Bobby T Luck (BTL): Bethel started out in 2011 as a series of written essays about my life in the mountains as a child and my familial relationships. I had no intention of turning it into film or even approaching film in general. However, in late 2015 I was a victim of a hate crime and sustained brain damage that affected my memories. As I was recuperating, I revisited the essays, and they helped me regain memories that had been lost. Not trusting my newly formed memories, I decided later that I wanted to recreate them through film, so as to experience them again. I was hoping that through warped repetition I would become more attached to the memories that resurfaced, and it would make them feel less fabricated. The first Bethel was definitely a recreation of said memories mixed with memories from the year I lost them. It is very much chaotic, layered stream of consciousness. All of the following films will be explorations of memories that have resurfaced from working closely with this first one. It has been an ongoing healing thing, a growth process for me.

JL: The title makes an explicit biblical reference, Bethel being the site of Jacob's famous dream of the ladder to heaven and the place where he changed his name to Israel. What's the meaning of Bethel in relation to your work?
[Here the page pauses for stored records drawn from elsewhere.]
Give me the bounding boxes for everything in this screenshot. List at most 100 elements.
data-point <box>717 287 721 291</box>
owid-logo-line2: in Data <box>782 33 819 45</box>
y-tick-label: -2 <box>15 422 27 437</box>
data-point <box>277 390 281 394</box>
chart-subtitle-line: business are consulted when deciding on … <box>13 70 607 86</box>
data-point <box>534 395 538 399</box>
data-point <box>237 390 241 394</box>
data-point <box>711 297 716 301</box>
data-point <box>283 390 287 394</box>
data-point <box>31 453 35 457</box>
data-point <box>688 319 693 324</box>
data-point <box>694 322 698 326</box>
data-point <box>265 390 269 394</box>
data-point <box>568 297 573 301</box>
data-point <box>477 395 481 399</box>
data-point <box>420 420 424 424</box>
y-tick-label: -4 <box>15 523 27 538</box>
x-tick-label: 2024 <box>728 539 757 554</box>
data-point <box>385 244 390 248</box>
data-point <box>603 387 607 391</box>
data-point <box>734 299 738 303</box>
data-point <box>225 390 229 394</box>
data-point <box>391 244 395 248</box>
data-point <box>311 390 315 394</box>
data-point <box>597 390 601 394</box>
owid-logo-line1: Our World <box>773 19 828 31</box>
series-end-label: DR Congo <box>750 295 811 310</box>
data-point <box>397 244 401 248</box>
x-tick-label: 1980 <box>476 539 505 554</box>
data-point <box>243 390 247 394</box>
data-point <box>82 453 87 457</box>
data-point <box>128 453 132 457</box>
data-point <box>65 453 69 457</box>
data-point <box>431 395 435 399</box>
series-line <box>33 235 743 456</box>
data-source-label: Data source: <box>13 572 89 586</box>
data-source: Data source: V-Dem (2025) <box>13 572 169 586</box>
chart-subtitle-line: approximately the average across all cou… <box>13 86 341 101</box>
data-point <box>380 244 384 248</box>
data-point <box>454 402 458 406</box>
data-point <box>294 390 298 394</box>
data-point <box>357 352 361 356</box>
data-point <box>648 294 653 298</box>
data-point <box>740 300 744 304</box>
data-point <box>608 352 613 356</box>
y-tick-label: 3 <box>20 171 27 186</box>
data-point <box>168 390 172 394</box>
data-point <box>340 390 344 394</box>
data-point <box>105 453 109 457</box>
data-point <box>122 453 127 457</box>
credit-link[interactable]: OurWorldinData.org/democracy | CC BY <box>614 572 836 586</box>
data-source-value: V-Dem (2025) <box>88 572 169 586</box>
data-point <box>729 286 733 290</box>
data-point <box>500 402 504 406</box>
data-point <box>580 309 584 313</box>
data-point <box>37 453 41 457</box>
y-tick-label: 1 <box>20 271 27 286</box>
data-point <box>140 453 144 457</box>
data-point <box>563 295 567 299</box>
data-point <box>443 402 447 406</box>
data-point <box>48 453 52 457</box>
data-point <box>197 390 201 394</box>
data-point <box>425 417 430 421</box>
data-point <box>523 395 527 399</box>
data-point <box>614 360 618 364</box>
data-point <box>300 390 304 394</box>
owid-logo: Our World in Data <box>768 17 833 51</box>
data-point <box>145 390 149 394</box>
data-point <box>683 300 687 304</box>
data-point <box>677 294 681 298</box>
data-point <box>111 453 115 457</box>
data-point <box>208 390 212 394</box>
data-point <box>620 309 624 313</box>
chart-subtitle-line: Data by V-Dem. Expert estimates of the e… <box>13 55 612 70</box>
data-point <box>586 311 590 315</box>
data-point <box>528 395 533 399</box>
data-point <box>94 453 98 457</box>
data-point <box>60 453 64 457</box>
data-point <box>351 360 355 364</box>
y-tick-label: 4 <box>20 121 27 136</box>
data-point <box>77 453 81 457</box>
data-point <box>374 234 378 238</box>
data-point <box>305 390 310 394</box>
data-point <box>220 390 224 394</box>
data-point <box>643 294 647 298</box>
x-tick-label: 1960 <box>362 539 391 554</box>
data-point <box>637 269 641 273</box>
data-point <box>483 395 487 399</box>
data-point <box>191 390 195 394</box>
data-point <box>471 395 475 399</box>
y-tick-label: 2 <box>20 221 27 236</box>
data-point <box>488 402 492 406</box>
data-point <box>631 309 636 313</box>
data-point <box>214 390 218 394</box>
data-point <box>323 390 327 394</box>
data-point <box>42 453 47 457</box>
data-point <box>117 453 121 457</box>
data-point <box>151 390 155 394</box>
BTL: Christianity was at the forefront of my life as a child. My father and I would sit for hours and have debates about theology and biblical theory, even at a very young age. The Bethel story was always very close to my heart. I related to Jacob’s hopelessness. Like Jacob fleeing from his brother who was trying to kill him, I had a horribly abusive relationship with my brother as a child—and, the street I lived on growing up was called Bethel Hill Road. I often daydreamed about God sending a ladder down to save me so long as I dedicated myself to Him the way Jacob did. Naming the series Bethel seemed like the only name that would be suitable. I’m not religious anymore, but the Bible is full of didactic stories, and I still return to them.

JL: The piece has such dense and saturated visuals, which the sound really reinforces, giving a super-heightened sensory experience for the viewer. Sound is such a unique memory trigger, too. What were some of the strategies you used to create and build the soundscape?

BTL: Ice clinking in a glass, an egg breaking on a glass bowl, and a gun cocking all sound kind of similar, right? However, if you replace noises that you are used to with their sister sounds, it creates a stressful uncanny valley of audio. An uncanny valley is the best way to describe how I feel about the memories that I lost and reacquired. A lot of the memories are not good ones, but they are still mine. Losing the guarantee that my memories are accurate representations of my past made me question why I became who I am, which causes a lot of anxiety when the memories pop into my head. Comfortingly familiar, yet somehow off, a vague but strong sense of something foreboding. That was the feeling I wanted to create with the sound and the visuals. I played with sounds of everyday objects at home before going into the studio and finding sounds that gave me the same physical feelings as the memories in the scenes.



Bobby T Luck is a Columbus, Ohio–based artist and education activist working in film, multimedia collage, and installation. After relocating to Columbus from Philadelphia, he started the Free Skool for Humans initiative and cofounded the now-defunct MINT Collective, teaching collage and film theory workshops across the country as well. Luck has also participated in several Wex education programs, including Pages and Super Sunday.